When you stop to think about it, a presidential debate is a lot like a cheerleading competition--opposing contestants going through their routines and lots of cheering.
Paul Edwards, general manager of the Myrtle Beach Convention Center, learned this firsthand when in the course of a few months he helped plan and organize both a 2008 Republican presidential primary debate and the national finals for high school cheerleaders.
“I’ll tell you one thing, the cheerleading competition in a lot of ways was more work,” Edwards laughs. “When you bring 5,000 teenagers into a hall, you’ve got your hands full, that’s for sure.”
Mind you, the Republican presidential primary debate, held at the Myrtle Beach Convention Center Jan. 10, was no piece of cake. Edwards and his team at the convention center were given only three months prior notice to get the site prepared. That meant not only being expected to accommodate the candidates and their supporters, but also the inevitable crush of media from around the world.
“Probably the biggest thing we had to do for the debate was upgrade the entire electrical system,” Edwards says. “We had to bring in portable truck-mounted generators to supply all the electricity for the event. They wanted to use about twice the amount of electricity that we normally use for almost any other show.”
The hall also had to add a dedicated uninterrupted power circuit as a failsafe device, just in case some disaster struck in the middle of the debate. As Edwards puts it, “We didn’t want a squirrel running down the light line and shutting the whole show down.”

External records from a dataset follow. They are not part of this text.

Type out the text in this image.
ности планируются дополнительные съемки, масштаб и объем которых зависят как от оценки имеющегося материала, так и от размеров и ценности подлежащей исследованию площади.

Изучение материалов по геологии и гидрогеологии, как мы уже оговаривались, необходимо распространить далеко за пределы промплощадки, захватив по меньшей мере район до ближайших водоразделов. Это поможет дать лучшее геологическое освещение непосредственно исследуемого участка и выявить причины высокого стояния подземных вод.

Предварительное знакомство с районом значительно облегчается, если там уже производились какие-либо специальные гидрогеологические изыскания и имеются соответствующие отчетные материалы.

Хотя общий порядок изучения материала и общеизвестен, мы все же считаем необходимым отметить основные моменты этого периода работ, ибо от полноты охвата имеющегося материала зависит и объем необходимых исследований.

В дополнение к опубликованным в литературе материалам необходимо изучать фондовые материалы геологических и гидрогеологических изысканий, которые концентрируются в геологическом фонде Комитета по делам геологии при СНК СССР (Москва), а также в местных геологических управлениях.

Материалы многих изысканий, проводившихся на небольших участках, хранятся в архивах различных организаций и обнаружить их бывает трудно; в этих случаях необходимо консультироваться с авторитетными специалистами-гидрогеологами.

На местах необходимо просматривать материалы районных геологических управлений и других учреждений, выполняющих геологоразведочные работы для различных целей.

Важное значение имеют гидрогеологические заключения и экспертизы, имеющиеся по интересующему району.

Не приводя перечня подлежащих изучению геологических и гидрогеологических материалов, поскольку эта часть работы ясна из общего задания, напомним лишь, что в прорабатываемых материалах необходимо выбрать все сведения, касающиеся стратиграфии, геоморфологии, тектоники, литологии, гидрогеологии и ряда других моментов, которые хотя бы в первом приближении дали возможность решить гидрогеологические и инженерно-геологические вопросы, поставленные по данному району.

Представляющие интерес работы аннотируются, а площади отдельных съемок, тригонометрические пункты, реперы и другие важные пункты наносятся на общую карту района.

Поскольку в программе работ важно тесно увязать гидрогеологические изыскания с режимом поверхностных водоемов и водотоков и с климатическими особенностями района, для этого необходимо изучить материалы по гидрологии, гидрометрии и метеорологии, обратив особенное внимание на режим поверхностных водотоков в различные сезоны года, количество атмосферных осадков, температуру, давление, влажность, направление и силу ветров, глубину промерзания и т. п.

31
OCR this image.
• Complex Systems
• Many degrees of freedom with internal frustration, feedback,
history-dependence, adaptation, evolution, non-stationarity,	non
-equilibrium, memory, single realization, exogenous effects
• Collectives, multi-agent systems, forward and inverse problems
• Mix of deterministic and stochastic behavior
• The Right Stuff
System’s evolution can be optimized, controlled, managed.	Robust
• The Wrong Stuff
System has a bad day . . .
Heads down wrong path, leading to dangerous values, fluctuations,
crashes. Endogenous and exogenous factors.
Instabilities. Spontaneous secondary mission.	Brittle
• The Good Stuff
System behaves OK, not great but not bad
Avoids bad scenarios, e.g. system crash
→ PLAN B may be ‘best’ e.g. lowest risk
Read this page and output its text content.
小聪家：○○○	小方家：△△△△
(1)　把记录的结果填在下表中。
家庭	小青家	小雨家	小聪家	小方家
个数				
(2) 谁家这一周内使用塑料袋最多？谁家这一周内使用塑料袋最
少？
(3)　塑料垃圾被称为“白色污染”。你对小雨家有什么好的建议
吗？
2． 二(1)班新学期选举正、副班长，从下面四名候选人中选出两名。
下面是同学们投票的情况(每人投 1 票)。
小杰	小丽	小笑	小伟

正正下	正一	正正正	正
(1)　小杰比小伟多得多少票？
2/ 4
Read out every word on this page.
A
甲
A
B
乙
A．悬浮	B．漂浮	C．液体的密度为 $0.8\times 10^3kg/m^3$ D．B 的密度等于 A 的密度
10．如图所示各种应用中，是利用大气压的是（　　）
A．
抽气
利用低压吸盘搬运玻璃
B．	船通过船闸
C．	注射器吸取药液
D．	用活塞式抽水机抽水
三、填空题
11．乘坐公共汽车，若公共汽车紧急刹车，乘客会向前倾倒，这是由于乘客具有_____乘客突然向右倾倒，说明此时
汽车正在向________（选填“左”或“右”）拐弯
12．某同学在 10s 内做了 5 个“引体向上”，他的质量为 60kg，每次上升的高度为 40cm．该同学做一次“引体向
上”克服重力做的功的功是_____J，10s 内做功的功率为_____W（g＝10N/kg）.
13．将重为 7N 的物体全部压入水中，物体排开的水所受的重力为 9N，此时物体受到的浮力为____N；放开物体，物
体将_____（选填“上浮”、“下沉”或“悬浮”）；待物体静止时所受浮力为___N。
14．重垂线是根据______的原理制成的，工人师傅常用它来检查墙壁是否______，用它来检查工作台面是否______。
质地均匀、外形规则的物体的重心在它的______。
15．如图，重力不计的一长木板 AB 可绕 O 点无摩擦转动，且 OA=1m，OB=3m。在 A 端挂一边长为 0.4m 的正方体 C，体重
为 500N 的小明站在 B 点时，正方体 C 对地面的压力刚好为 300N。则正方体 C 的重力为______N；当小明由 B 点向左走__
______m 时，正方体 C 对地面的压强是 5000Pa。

The Myrtle Beach debate had no such problems, thanks in part to meticulous planning upfront. With such a short time to prepare for the event, the convention team put other projects on a fast track to get them completed well before the debate. Security procedures had to be checked and rechecked.
Accommodating the media and its technology turned out to be a monumental task in itself. Convention center staff installed an estimated 57,000 pounds of audiovisual equipment into the ceiling of the facility to lash the network together.
The national cheerleading competition was just as challenging in its own way.
Sure, the convention staff didn’t have the pressure of having the eyes of the world’s media on them, nor the worries about Secret Service security and the tons of media equipment being strung through the hall. But boy, those cheerleaders can be a handful.
“When you bring in thousands of screaming teenagers into a facility, it’s a lot more work,” Edwards says. “And afterwards, there’s a lot more impact on the facility, so it’s more trouble.”
In the end, both the presidential debate and the cheerleading competition went off without a hitch.
“With all the attention, we got to show the world a side of Myrtle Beach that maybe they’d never seen before,” Edwards says. “That made the whole thing worthwhile.”